Direção: Paula Gaitán
Título Original: Ostinato (2021)
Gênero: Documentário
Duração: 56min
País: Brasil

Ostinato Paula Gaitán Mostra Homenagem 24ª Mostra de Cinema de Tiradentes Imagem

O Retrógrafo Invertido

Ostinato” abriu a 24ª Mostra de Cinema de Tiradentes na noite do dia 22 de janeiro trazendo aquilo que se espera do festival: um misto de provocações. A estreia mundial do (ou um dos) mais recentes trabalhos de Paula Gaitán se propõe a acompanhar o processo criativo do músico paranense Arrigo Barnabé. Um erudito de vanguarda, caso as viagens rotulantes forem permitidas. Discípulo do método dodecafônico de Arnold Schönberg, ele não deixa de representar a arte e suas possibilidades de contradições.

O filme surge após a cerimônia de abertura em que a cineasta é homenageada. Após um 2020 em que figurou em alguns dos grandes festivais brasileiros e internacionais (“Luz nos Trópicos” é lançado na Berlinale e vence o 9º Olhar de Cinema de Curitiba, enquanto “É Rocha e Rio, Negro Léo” se destaca em Tiradentes mesmo), Gaitán nos brinda com três novas obras. Reflexo de uma releitura de suas captações de imagens constantes.
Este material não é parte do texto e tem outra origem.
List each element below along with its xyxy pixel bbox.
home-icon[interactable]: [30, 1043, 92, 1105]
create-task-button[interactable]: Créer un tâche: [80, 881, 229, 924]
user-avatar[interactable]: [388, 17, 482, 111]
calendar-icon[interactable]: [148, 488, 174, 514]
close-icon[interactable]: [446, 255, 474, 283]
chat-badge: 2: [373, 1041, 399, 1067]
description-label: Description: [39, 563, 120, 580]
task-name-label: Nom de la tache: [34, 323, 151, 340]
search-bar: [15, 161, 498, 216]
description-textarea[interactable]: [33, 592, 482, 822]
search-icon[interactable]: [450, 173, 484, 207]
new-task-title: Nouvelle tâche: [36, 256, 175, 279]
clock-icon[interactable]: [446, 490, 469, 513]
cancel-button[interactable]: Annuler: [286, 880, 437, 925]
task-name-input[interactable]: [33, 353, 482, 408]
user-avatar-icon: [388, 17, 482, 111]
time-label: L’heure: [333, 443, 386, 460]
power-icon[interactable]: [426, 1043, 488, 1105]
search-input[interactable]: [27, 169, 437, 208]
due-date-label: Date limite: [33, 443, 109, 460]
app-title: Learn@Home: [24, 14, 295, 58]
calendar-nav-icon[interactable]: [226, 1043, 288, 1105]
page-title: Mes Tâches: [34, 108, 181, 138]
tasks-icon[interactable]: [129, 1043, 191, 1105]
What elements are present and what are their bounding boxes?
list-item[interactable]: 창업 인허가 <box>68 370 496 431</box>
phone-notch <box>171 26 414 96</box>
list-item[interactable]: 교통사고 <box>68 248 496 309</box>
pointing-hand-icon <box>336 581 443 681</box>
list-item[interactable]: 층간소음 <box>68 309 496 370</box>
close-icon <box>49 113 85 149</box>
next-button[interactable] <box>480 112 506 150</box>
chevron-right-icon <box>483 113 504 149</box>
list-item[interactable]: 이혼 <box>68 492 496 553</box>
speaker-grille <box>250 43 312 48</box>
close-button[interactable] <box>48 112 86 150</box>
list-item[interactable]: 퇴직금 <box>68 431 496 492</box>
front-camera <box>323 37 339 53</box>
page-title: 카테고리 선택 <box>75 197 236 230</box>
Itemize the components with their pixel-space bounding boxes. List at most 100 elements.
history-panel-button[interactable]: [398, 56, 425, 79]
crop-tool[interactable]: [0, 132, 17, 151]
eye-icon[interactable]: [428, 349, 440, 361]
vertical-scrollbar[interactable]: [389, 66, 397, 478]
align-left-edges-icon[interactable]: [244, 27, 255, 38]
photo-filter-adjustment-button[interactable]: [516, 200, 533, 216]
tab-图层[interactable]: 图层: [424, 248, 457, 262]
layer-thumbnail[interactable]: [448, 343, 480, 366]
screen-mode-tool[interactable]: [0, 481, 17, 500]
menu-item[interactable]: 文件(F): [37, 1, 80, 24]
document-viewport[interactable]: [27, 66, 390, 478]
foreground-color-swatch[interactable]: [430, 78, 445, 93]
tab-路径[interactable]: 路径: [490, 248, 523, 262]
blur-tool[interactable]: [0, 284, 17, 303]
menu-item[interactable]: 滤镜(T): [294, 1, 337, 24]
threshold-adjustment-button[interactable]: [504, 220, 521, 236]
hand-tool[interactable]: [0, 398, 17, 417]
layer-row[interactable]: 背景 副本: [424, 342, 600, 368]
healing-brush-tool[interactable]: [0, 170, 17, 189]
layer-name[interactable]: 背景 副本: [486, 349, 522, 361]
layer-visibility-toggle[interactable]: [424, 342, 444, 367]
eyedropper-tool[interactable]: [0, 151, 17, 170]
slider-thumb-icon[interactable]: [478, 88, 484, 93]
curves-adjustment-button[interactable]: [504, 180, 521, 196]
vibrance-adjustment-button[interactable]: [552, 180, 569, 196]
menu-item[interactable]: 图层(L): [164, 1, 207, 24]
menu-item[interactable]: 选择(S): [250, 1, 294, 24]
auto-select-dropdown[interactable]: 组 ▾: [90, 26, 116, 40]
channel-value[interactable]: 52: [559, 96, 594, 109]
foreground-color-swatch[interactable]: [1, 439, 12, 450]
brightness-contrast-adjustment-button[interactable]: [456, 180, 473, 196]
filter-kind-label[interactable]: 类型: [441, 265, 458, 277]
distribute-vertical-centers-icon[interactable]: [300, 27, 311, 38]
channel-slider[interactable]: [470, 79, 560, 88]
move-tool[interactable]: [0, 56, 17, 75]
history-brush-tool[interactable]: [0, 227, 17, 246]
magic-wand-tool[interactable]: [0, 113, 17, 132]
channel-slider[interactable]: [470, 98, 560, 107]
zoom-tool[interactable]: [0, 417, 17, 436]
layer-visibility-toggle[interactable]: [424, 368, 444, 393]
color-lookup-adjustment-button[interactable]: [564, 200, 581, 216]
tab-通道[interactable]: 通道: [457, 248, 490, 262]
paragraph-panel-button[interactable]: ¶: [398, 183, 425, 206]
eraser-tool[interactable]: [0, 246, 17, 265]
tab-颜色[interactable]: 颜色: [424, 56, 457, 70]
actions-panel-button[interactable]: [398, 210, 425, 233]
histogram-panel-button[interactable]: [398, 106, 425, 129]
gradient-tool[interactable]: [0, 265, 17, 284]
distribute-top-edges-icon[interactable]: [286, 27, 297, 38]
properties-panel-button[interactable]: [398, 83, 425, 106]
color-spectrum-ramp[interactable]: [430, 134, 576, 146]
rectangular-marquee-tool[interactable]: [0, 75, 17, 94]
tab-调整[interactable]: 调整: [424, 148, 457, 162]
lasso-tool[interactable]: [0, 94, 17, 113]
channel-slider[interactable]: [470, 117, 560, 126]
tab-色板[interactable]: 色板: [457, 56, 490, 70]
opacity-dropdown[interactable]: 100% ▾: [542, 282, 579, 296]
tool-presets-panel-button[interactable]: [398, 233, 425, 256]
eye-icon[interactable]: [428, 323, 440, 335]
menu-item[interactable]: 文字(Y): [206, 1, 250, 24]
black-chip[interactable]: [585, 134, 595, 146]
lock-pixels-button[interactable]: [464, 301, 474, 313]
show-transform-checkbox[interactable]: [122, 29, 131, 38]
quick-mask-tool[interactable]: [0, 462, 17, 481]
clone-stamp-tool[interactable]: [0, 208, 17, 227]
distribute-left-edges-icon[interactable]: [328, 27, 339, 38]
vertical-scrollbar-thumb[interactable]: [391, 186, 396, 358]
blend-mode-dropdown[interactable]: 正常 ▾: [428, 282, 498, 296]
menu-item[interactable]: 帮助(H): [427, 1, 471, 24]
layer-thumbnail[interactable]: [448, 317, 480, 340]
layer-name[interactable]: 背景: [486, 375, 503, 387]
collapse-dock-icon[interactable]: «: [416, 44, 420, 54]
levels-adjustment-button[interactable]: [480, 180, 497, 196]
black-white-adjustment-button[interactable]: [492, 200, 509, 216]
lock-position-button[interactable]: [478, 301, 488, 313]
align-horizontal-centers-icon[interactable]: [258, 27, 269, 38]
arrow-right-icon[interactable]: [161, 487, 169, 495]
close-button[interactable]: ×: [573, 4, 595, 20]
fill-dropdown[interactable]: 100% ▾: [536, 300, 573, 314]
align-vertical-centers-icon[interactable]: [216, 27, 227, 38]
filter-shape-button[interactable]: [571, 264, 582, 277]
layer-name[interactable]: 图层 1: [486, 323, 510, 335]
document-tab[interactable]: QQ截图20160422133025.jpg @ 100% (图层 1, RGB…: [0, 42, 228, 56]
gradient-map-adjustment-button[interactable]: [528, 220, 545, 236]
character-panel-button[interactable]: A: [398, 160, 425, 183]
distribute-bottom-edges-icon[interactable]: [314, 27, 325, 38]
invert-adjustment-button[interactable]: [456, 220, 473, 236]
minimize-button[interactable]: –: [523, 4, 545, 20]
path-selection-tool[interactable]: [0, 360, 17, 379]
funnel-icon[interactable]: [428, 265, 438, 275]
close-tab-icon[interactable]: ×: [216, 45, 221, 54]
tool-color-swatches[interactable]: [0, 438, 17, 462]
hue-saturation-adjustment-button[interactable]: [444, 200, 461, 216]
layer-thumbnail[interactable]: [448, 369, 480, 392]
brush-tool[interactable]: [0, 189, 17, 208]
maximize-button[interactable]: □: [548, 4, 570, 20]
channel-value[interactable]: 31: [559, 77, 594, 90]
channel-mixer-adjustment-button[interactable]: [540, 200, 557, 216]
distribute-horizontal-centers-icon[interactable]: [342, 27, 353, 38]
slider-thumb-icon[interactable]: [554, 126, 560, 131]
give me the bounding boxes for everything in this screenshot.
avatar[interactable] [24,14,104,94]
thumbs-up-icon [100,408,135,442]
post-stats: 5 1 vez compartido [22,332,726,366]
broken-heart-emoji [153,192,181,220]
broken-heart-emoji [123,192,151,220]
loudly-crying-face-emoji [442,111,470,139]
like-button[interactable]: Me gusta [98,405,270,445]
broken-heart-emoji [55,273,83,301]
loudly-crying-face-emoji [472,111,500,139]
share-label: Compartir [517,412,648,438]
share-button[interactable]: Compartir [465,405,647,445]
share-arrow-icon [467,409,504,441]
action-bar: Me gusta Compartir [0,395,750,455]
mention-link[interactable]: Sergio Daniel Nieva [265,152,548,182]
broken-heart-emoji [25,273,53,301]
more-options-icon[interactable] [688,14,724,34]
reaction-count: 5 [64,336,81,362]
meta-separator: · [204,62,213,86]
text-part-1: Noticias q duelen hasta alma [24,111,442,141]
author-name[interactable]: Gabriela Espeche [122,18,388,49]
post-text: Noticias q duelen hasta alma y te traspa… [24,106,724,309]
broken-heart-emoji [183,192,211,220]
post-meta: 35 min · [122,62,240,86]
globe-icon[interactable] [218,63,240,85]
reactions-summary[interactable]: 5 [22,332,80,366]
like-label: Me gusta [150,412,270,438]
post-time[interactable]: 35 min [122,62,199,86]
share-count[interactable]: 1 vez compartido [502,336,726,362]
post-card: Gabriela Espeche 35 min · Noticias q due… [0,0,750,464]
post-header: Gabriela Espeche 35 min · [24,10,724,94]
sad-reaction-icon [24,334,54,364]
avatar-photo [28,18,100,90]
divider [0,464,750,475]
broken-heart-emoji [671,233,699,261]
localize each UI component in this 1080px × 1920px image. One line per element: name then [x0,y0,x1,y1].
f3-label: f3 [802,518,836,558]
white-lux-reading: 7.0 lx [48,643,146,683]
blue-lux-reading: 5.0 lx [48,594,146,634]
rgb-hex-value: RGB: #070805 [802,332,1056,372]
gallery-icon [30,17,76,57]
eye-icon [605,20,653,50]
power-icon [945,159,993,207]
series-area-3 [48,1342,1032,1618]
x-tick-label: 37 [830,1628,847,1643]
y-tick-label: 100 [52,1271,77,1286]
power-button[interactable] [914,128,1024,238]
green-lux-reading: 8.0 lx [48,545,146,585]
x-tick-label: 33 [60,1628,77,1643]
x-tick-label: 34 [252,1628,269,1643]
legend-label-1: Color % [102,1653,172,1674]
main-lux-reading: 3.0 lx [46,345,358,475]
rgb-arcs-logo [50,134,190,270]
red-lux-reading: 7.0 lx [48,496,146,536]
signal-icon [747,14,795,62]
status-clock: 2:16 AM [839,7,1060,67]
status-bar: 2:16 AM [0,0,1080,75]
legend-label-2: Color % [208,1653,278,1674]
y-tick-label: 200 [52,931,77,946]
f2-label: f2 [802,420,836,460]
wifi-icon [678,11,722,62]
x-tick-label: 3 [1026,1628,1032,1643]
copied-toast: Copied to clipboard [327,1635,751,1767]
Se o próprio épico que surge em Berlim é visto por ela enquanto um filme ainda em processo de formação, aqui temos um registro de falas do compositor do ano de 2018, montadas no isolamento social provocada pela crise sanitário do novo coronavírus – que nos exige uma manutenção do estado de permanência enquanto a culpa pela suposta improdutividade nos consome em paralelo.

Nesse contexto, “Ostinato” nasce enquanto exploração do discurso de Barnabé, uma visão que funcionou muito bem também com Negro Léo. Entrando no mundo do desenvolvimento de uma criação artística – um debate imediatamente relacionado com o tema dessa edição da mostra, chama a atenção a visão inicial de Schöenberg compartilhada por Arrigo. A decisão sobre uma nota que se segue pode colocar em risco o entendimento acerca da anterior. É a unidade enquanto prisão e que torna o fazer artístico uma atividade com alto grau de contradição. Isso existe no audiovisual – e não apenas em obras fechadas. A própria carreira de Paula Gaitán inverte essa lógica. Não busca coerências entre narrativas, linguagens ou gêneros. Ela pluraliza suas representações e quem chega aqui esperando algo próximo de “Luz nos Trópicos” pode entender ser ela uma contradição – enquanto, na verdade, é um mundo inteiro dentre de si.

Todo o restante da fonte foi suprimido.